Elizabeth Banks and Jennifer Lawrence Hunger Games movie image

Elizabeth Banks and Jennifer Lawrence in The Hunger Games.

Movie review – The Hunger Games

– by Shawn Conner

There was a time when a dystopian-set science fiction film like The Hunger Games would have been 30 minutes shorter and filled with three times as much story.

Alas, we live in the age of the serial blockbuster, where producers and studios find a property with a massive built-in fanbase and streeeeeetch it out to its breaking point. Witness the Harry Potter and Twilight series, neither of which had the decency to wrap up their climactic story in a tight little package but instead divided their denouements into two cashgrabs. (Believe it or not, the Twilight saga isn’t even over yet – the second part of the last part hits theatres in November!)
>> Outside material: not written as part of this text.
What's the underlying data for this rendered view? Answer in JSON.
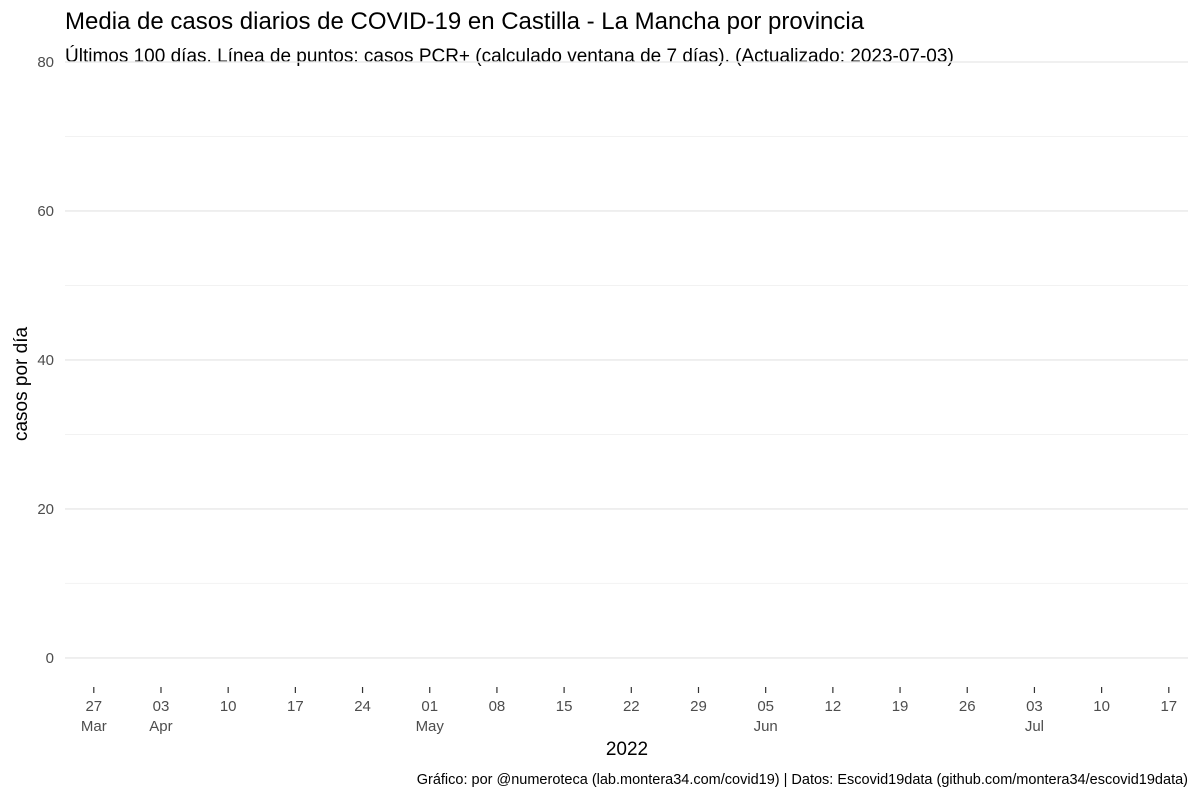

The Hunger Games, based on the YA bestseller by Suzanne Collins, is of this ilk. The flick spends nearly as much time on the set-up as it does on what should be the main story, the battle-to-the-death amongst 24 teenagers. We’re talking two-and-a-half hours here, folks, for what is essentially a commercial for the next two (at least) parts.
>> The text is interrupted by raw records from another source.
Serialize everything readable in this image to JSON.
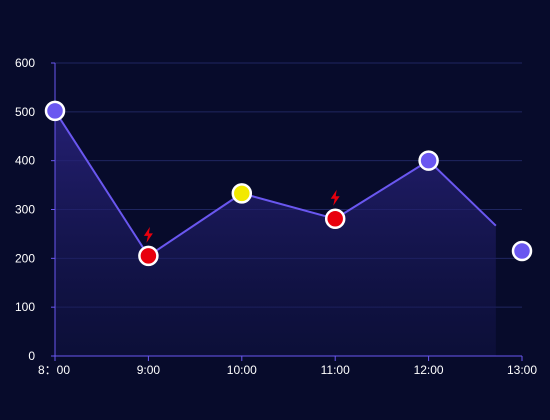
{
  "chart_data": {
    "type": "line",
    "x": [
      "8：00",
      "9:00",
      "10:00",
      "11:00",
      "12:00",
      "13:00"
    ],
    "series": [
      {
        "values": [
          502,
          205,
          333,
          281,
          400,
          215
        ],
        "point_status": [
          "normal",
          "alarm",
          "warning",
          "alarm",
          "normal",
          "normal"
        ]
      }
    ],
    "ylim": [
      0,
      600
    ],
    "yticks": [
      0,
      100,
      200,
      300,
      400,
      500,
      600
    ],
    "grid": true,
    "colors": {
      "background": "#070b2b",
      "line": "#6a57f0",
      "normal_marker": "#6a57f0",
      "alarm_marker": "#e8000d",
      "warning_marker": "#f2e900",
      "alarm_icon": "#e8000d",
      "gridline": "#1f2660",
      "axis": "#6a57f0"
    },
    "icons": {
      "alarm": "lightning-bolt-icon"
    }
  }
}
And The Hunger Games looks like every other blockbuster. Fast cuts, washed-out colours, and moments of sincere, unconvincing emotion make the movie seem even longer and duller than it is. No attempt has been made to give it a distinct style – even the the society’s overlords or whatever they are look as though they have been outfitted in leftovers from other, better science fiction movies.

The plot of the movie, which is set in a future when the lower classes have been suppressed and are forced to sacrifice a boy and a girl to the annual bloodbath The Hunger Games – which aren’t really games and don’t involve hunger – has more holes than a mini-doughnut stand and wastes fine actors like Woody Harrelson and Donald Sutherland with dialogue that is banal even by science fiction movie standards. At this point Sutherland has chewed more scenery than a herd of giraffes, but you can see Harrelson, as the now-he’s-alcoholic, now-he’s-not mentor in charge of coaching our 16-year-old heroine, itching for just one good line.
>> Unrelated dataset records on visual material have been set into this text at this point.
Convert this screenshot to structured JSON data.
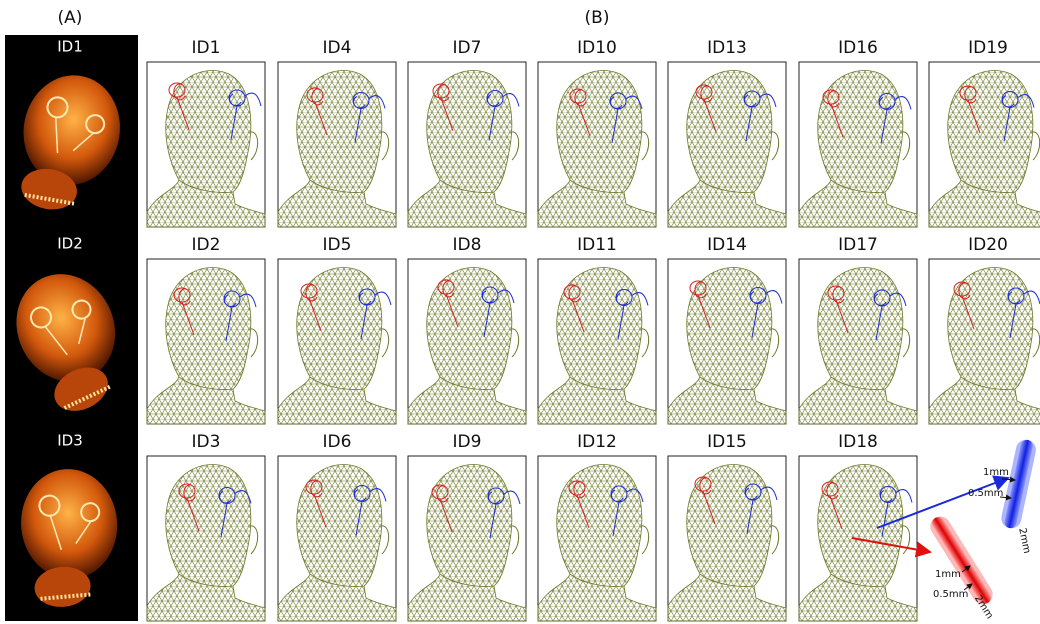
{
  "panel_a": {
    "label": "(A)",
    "subjects": [
      "ID1",
      "ID2",
      "ID3"
    ]
  },
  "panel_b": {
    "label": "(B)",
    "rows": [
      [
        "ID1",
        "ID4",
        "ID7",
        "ID10",
        "ID13",
        "ID16",
        "ID19"
      ],
      [
        "ID2",
        "ID5",
        "ID8",
        "ID11",
        "ID14",
        "ID17",
        "ID20"
      ],
      [
        "ID3",
        "ID6",
        "ID9",
        "ID12",
        "ID15",
        "ID18"
      ]
    ]
  },
  "electrode_diagram": {
    "blue": {
      "inner": "1mm",
      "gap": "0.5mm",
      "length": "2mm"
    },
    "red": {
      "inner": "1mm",
      "gap": "0.5mm",
      "length": "2mm"
    }
  }
}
When the movie finally does get around to teens fighting teens, the war takes place in a forest that looks like it’s outside Squamish. You’d think whoever set up these “games” could have designed a better, more interesting arena. The film takes no chances on a possibly unsympathetic protagonist – even though the absurdly named Katniss Everdeen (because of course everyone in the future is named by Chris Martin and Gwyneth Paltrow) is supposedly a dead-eye shot with a bow, it might risk turning off one member of the audience by actually showing her killing something. And don’t get me started on the actual fight scenes, which are blurs of incomprehensible motion. I mean, why not hire a fight choreographer and do it up right?

Jennifer Lawrence, as aforementioned warrior Katniss, is easily the best and most enjoyable reason to see The Hunger Games. She shines with conviction in every scene she’s in, even when put together with charisma voids like Josh Hutcherson.

Hunger Games movie image Josh Hutcherson

Hunger Games' Josh Hutcherson.

But hey, don’t take my word for it. A glance at The Hunger Games‘ Rotten Tomatoes page shows that this reviewer is, once again, out of step with his fellow critics. Just about every other film scribe seems to have seen a different movie than I did – one that is “exciting and sometimes intuitive”, “compelling”, “thematically provocative” and “deeply felt” (whatever the f that means). Good for them; they can look forward to the inevitable sequels, including Catching Fire, in 2014, Mockingjay Part 1 in 2016 and Mockingjay Part 2 in 2017.